Is not the Christlike capacity to forgive, to forbear, to do good to those who hate us, and to pray for those who despitefuly use us and persecute us based on the understanding that evil in all its forms is an imperfect concept of man and the universe, and that perfection alone is the true fact of Life?
Has one an enemy he hates and fears? If so, he can begin his overcoming of fear by refusing to have an enemy. Through tender, compassionate forgiveness of all real or fancied wrongs and a desire to do his enemy good he can prove evil to be unreal and love, or harmony, to be the nature of perfection, or divine Life. What is more glorious in human experience than the act of forgiveness? It heals, saves, and purifies the forgiver, for its impulsion is divine intelligence. Its effect is spiritualizing and exalting. It opens the door to higher spiritual comprehension of the love that destroys fear.
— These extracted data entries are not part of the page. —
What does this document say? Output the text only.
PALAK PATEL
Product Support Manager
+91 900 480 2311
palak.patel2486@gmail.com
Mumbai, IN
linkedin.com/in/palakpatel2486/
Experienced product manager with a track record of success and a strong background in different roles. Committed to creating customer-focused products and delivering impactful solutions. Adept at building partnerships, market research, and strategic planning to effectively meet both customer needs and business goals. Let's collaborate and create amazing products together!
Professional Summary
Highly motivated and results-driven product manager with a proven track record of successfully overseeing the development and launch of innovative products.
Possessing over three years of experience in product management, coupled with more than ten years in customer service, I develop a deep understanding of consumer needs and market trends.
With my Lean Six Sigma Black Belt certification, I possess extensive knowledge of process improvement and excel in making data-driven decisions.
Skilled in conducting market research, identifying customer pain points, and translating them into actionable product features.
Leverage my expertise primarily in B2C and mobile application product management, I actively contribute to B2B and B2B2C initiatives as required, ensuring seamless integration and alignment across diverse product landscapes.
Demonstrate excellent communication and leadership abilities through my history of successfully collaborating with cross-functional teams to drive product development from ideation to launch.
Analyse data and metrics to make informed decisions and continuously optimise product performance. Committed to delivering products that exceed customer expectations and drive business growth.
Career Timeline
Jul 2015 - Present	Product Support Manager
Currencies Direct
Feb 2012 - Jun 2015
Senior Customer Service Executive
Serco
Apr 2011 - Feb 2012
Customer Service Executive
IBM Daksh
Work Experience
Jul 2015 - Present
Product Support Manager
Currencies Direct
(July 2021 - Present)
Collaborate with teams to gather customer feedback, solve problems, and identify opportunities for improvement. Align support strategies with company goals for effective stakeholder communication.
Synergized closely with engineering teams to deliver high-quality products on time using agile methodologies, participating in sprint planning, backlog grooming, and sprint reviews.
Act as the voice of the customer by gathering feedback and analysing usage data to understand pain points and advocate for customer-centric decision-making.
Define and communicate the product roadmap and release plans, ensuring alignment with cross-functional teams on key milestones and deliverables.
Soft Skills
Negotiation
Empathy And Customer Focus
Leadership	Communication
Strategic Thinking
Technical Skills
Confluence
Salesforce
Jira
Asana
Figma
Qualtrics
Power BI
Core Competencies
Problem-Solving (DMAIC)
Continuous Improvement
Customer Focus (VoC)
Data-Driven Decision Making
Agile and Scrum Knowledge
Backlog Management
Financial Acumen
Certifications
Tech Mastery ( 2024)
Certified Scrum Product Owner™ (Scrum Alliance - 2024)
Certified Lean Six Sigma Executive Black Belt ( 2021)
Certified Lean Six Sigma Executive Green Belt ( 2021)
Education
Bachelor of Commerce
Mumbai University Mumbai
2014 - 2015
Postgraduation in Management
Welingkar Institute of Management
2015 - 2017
In addition to healing the sick and raising the dead, Jesus demonstrated the power of perfect Love to subdue the so-called destructive elements of the universe. We too may still the tempest, subdue violence, prove accidents and destruction unreal through the attainment of the understanding of perfect Love. The realization of the omnipresence of perfection becomes a saving law applicable to every human circumstance in need of adjustment or correction. Even through a slight glimpse of the meaning of perfect Love, as gained through the study of Christian Science, wonderful things have been accomplished in saving and healing mankind from all manner of human discord. During World War II instances were reported of damaged planes being safely landed when perfect love, or the consciousness of infinite perfection, quieted fear and brought unerring direction and support, thereby setting aside through the higher law of Spirit the so-called laws of accident and destruction. However terrifying any human problem may seem to be, the fear of it can be met through the understanding of the perfect Love that knows good's omniscience, omnipotence, omnipresence, and omniaction.
Are we ready to be made perfect in Love? Then our every thought and act will lead us in that direction. If we love when others hate, forgive when others seek revenge, we may know assuredly that we are beginning to comprehend the meaning of perfect Love. Persistence in love will bring to us a confidence in good's omniscience and an unshakable understanding of the unreality of ignorant evil beliefs. Thus will vanish from human experience all bondage to fear, for perfection will have become the reality of Life to us.